Central Magnet High School student Moyin Onafowokan was eager to be a part of this year's Innovation J-Camp at MTSU because she knew there would be "new."
"(I) learned a lot of things, like (how to) use a (stick) mic and how to just operate a camera," said the 14-year-old Rutherford County resident, who was among 15 students attending the weeklong, hands-on summer camp for high school students interested in multimedia journalism.
Wrapping up Friday, July 13, the five-day workshop targeted students who have a passion for creating stories using mobile, social, digital and video platforms.
Based at the Center for Innovation in Media and in partnership with the College of Media and Entertainment, the camp was again directed by center director Val Hoeppner, who had a vision for starting the program a few years ago and has been able to make it happen with the assistance of colleagues such as Christine Eschenfelder, Dan Eschenfelder and Chris Bacon, among others.
"I came in knowing that I wanted to do a high school camp because I wanted to just get more young people involved in journalism," said Hoeppner.
Campers learned about news basics and new media platforms each day, then tackled hands-on assignments in the field with camp instructors. At week's end, campers posted videos, photos and written stories online to showcase their multimedia projects.

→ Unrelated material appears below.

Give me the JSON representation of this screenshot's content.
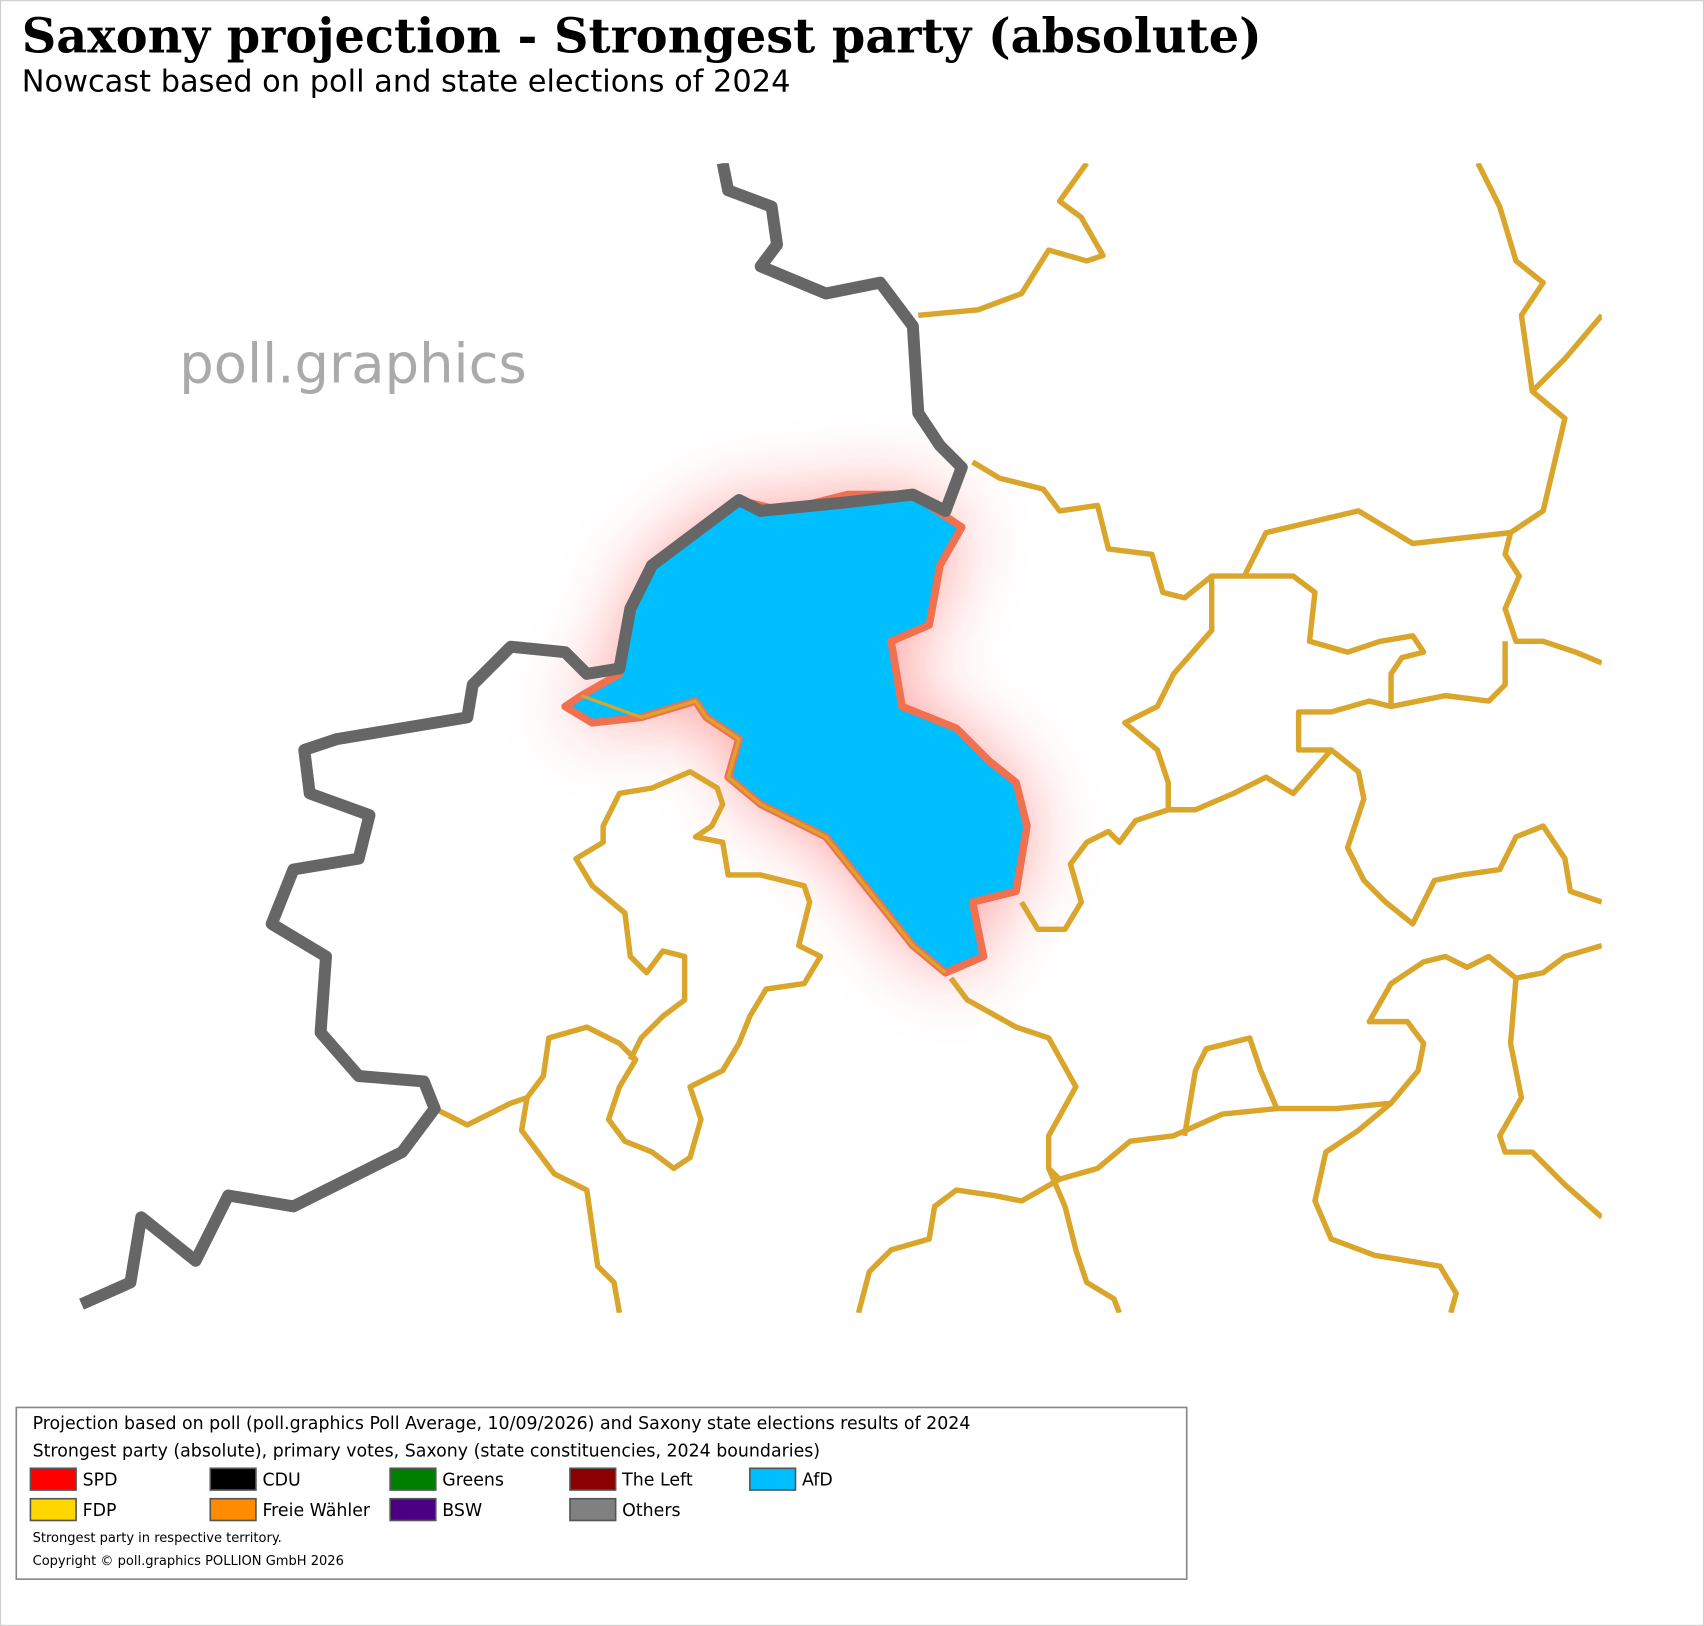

Hoeppner's background includes work in digital, mobile and multiplatform journalism for more than 15 years and she's also an MTSU instructor. The camp allows the university to expose the motivated campers to MTSU facilities and programs just as they're determining where to begin their higher education journeys.
"We wanted to recruit new students to the College of Media and Entertainment," said Hoeppner about the added benefits of hosting the camp on campus. "We've had at least one, if not two or three students, that next fall become students here."
Some students even come back to the camp a second year to gain more knowledge and experience, and one former camper is now a Blue Raider.
"One of our best writers on Sidelines is Eric Goodwin; he was in my very first J-Camp," said Hoeppner, referring to MTSU's student-run news website.
For the camp, Hoeppner also has a partnership with Canon, who provides camera equipment for campers to allow a better hands-on learning experience with current technology. Along with these tools, Hoeppner provides scholarships for some students.
"I wanted to make J-Camp as diverse as possible, so I offer three diversity scholarships every year," she said.
J-Camper Karina Rovey, a 17-year-old student at Page High School in Franklin, Tennessee, isn't quite sure what she wants to be when she's older, but as she snapped pictures in the Center for Innovation in Media earlier this week, she noted how the program can help campers "figure out what you want to do in college."
Caryn Tramel, now an MTSU sophomore majoring in video and film, participated in the program's inaugural year and is now a program mentor, helping out with the different groups throughout the week.
"We pretty much did what they're doing now, just like learning how to use the camera, taking photos, (and) learning what a story was," said Tramel. "We're not pushing them to do anything but kind of like guiding them, and some of them already have these skills, so it's cool to see them throughout the week get more confident in their skills."